Mr. Al-Arian, who was fired in 2003 from a tenured post in computer engineering at the University of South Florida, was accused of conspiring with a group called Palestinian Islamic Jihad to incite suicide bombings in Israel, Gaza, and the West Bank. After five months of trial and 13 days of jury deliberations, he was acquitted on one of the major charges against him: conspiracy to murder and maim abroad.
The verdict was a stunning defeat for the prosecution, which built its case on years of secret surveillance made admissible in court by provisions in the USA Patriot Act. That surveillance included wiretapped telephone calls between Mr. Al-Arian and leaders of Islamic Jihad from the early 1990s, faxes from the Middle East, bank statements, and even a record of Mr. Al-Arian's Internet browsing. However, even prosecutors admitted that their voluminous evidence against Mr. Al-Arian was largely circumstantial.

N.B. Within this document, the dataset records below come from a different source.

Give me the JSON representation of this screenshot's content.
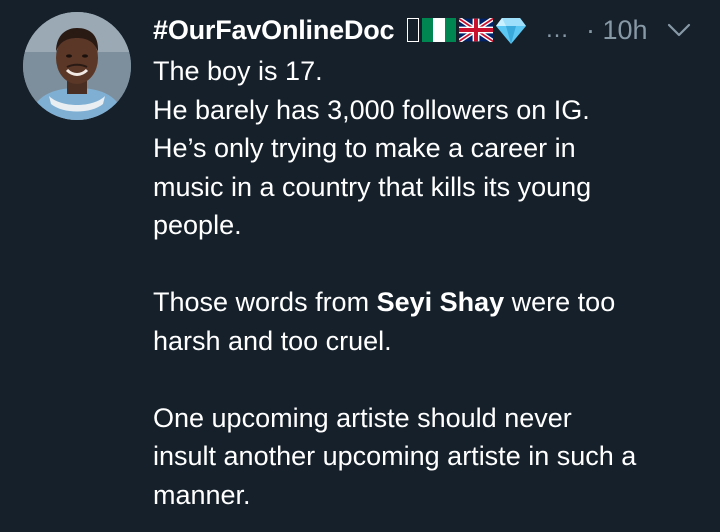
{
  "tweet": {
    "author": {
      "display_name": "#OurFavOnlineDoc",
      "badges": [
        "box-glyph",
        "nigeria-flag-emoji",
        "uk-flag-emoji",
        "gem-emoji"
      ]
    },
    "ellipsis": "…",
    "timestamp": "· 10h",
    "menu_icon": "chevron-down-icon",
    "paragraphs": {
      "p1": {
        "l1": "The boy is 17.",
        "l2": "He barely has 3,000 followers on IG.",
        "l3": "He’s only trying to make a career in",
        "l4": "music in a country that kills its young",
        "l5": "people."
      },
      "p2": {
        "l1_pre": "Those words from ",
        "l1_bold": "Seyi Shay",
        "l1_post": " were too",
        "l2": "harsh and too cruel."
      },
      "p3": {
        "l1": "One upcoming artiste should never",
        "l2": "insult another upcoming artiste in such a",
        "l3": "manner."
      }
    }
  },
  "colors": {
    "background": "#15202b",
    "text": "#ffffff",
    "secondary_text": "#8899a6",
    "nigeria_green": "#008751",
    "gem_blue": "#5cc7f2"
  }
}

Mr. Al-Arian's lawyers opted not to present any witnesses in his defense, instead leaving the burden of proof on the prosecution -- a gamble that appeared to have paid off on Tuesday. The defense lawyers argued that the government was seeking to convict Mr. Al-Arian, a prominent Muslim-American intellectual broadly involved with Palestinian issues, of guilt merely by association.
Two of Mr. Al-Arian's co-defendants, Sameeh Hammoudeh and Ghassan Zayed Ballut, were acquitted on all charges against them. The fourth co-defendant, Hatem Naji Fariz, was acquitted on 24 counts, and the jury deadlocked on eight counts against him.

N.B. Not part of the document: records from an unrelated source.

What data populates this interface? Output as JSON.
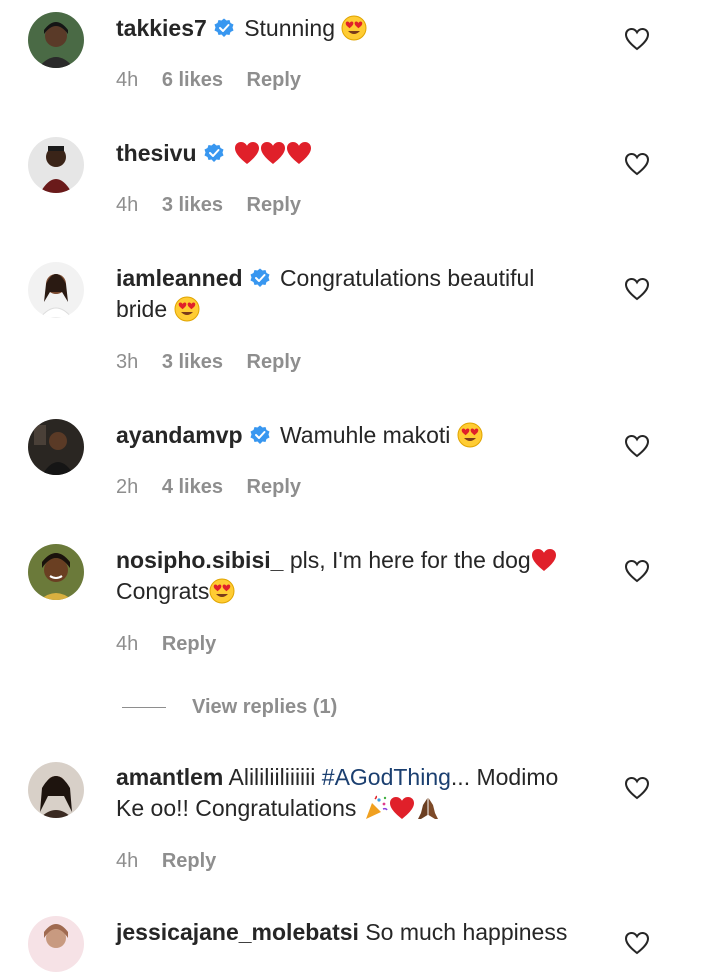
{
  "comments": [
    {
      "username": "takkies7",
      "verified": true,
      "text": "Stunning",
      "emojis_after": [
        "heart-eyes"
      ],
      "text2": "",
      "emojis_after2": [],
      "time": "4h",
      "likes": "6 likes",
      "reply": "Reply",
      "avatar_color": "#3a5a3a"
    },
    {
      "username": "thesivu",
      "verified": true,
      "text": "",
      "emojis_after": [
        "red-heart",
        "red-heart",
        "red-heart"
      ],
      "text2": "",
      "emojis_after2": [],
      "time": "4h",
      "likes": "3 likes",
      "reply": "Reply",
      "avatar_color": "#d9d9d9"
    },
    {
      "username": "iamleanned",
      "verified": true,
      "text": "Congratulations beautiful",
      "emojis_after": [],
      "text2": "bride",
      "emojis_after2": [
        "heart-eyes"
      ],
      "time": "3h",
      "likes": "3 likes",
      "reply": "Reply",
      "avatar_color": "#eeeeee"
    },
    {
      "username": "ayandamvp",
      "verified": true,
      "text": "Wamuhle makoti",
      "emojis_after": [
        "heart-eyes"
      ],
      "text2": "",
      "emojis_after2": [],
      "time": "2h",
      "likes": "4 likes",
      "reply": "Reply",
      "avatar_color": "#2b2a28"
    },
    {
      "username": "nosipho.sibisi_",
      "verified": false,
      "text": "pls, I'm here for the dog",
      "emojis_after": [
        "red-heart"
      ],
      "text2": "Congrats",
      "emojis_after2": [
        "heart-eyes"
      ],
      "time": "4h",
      "likes": "",
      "reply": "Reply",
      "avatar_color": "#5a6b3a"
    },
    {
      "username": "amantlem",
      "verified": false,
      "text": "Alililiiliiiiii",
      "hashtag": "#AGodThing",
      "text_after_hashtag": "... Modimo",
      "text2": "Ke oo!! Congratulations",
      "emojis_after2": [
        "party-popper",
        "red-heart",
        "folded-hands"
      ],
      "time": "4h",
      "likes": "",
      "reply": "Reply",
      "avatar_color": "#3a2a22"
    },
    {
      "username": "jessicajane_molebatsi",
      "verified": false,
      "text": "So much happiness",
      "avatar_color": "#f4d4d8"
    }
  ],
  "view_replies": "View replies (1)",
  "colors": {
    "verified": "#3897f0",
    "muted": "#8e8e8e",
    "text": "#262626",
    "hashtag": "#1b3f70",
    "heart_emoji": "#e0202a"
  }
}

Despite the acquittals, the future remains uncertain for Mr. Al-Arian and Mr. Fariz. The government still must decide whether it will retry them on the charges that the jury could not resolve. Mr. Al-Arian was taken back to prison immediately after his verdict was read, but his lawyers may soon file a motion for his release on bail.
"It's a great victory," said William B. Moffitt, one of Mr. Al-Arian's lawyers. "We went to trial with the First Amendment. Can you imagine that? That was our defense. We put on no case."

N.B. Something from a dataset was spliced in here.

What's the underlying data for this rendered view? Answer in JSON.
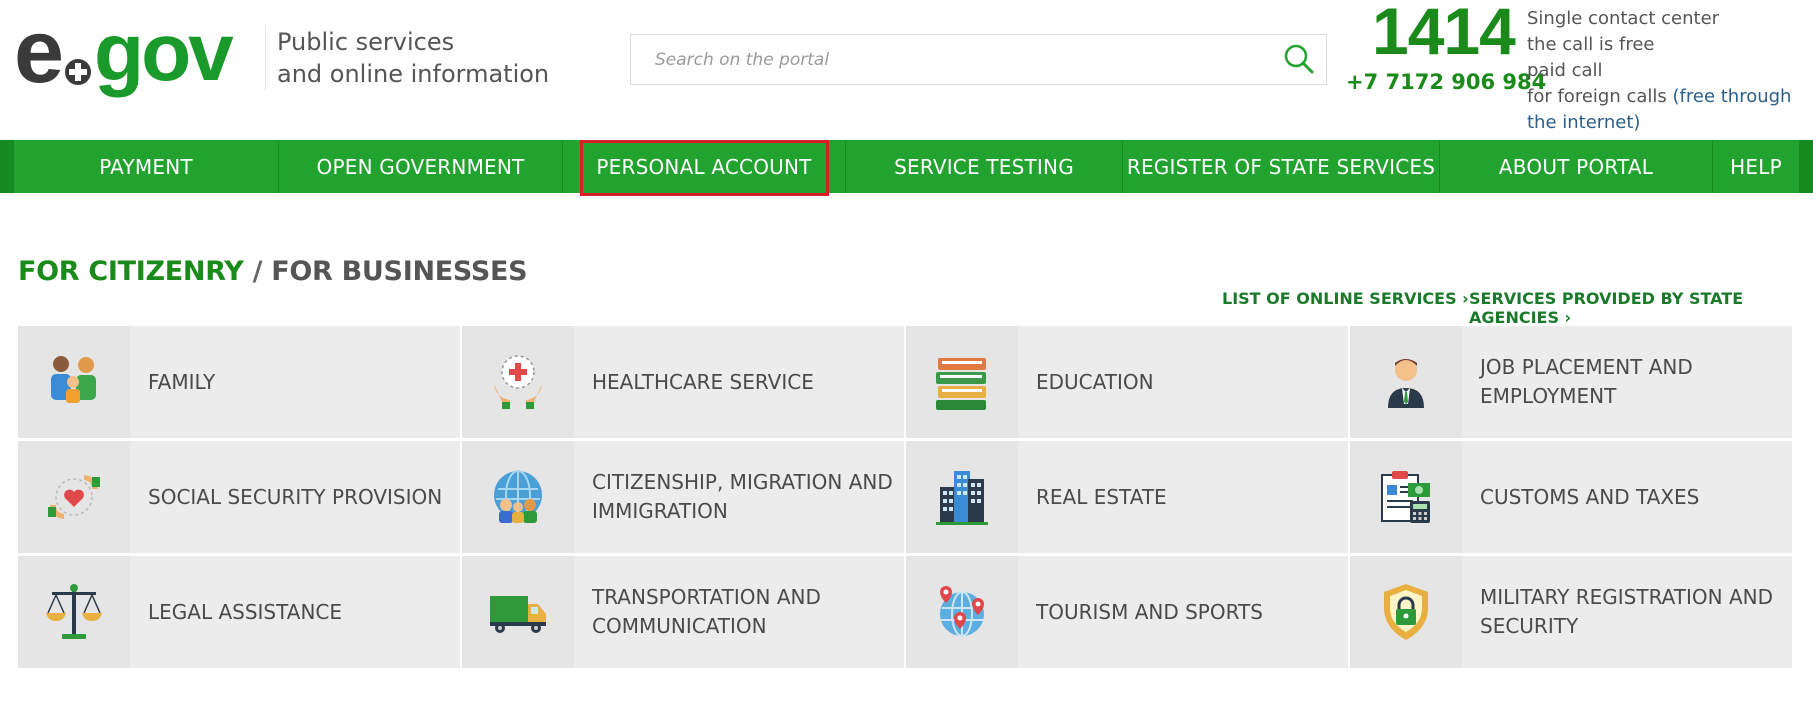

"What I'm excited about is that people still believe in the First Amendment-- they believe, in these times, only a few years away from 9/11," Mr. Moffitt continued. "That says a great deal about who we are as a people. I feel safer today as a result of what that jury did."
The Department of Justice posted a brief statement on its Web site within hours of the verdict.
"We remain focused on the important task at hand, which is to protect our country through our ongoing vigorous prosecution of terrorism cases," the statement read. "While we respect the jury's verdict, we stand by the evidence we presented in court against Sami Al-Arian and his co-defendants. Discussions are ongoing as to whether the government will seek to retry defendants Al-Arian and Hatem Fariz on the outstanding charges."
As the verdict was read aloud in court, count by count, Laila, Abdullah, and Leena Al-Arian, three of the former professor's children, sat in the courtroom, clutching one another's hands and weeping. Sitting several feet in front of them was their father, who also cried as this chapter in his ordeal in the U.S. legal system came to a close.
He locked eyes with his family for a few moments before being led out of the courtroom.
Minutes later, outside, Abdullah was standing in a crush of over a hundred spectators and reporters on the steps of the federal courthouse. "It's insane," he said. "We just want to kind of revel in this moment -- and wait and see what's to come."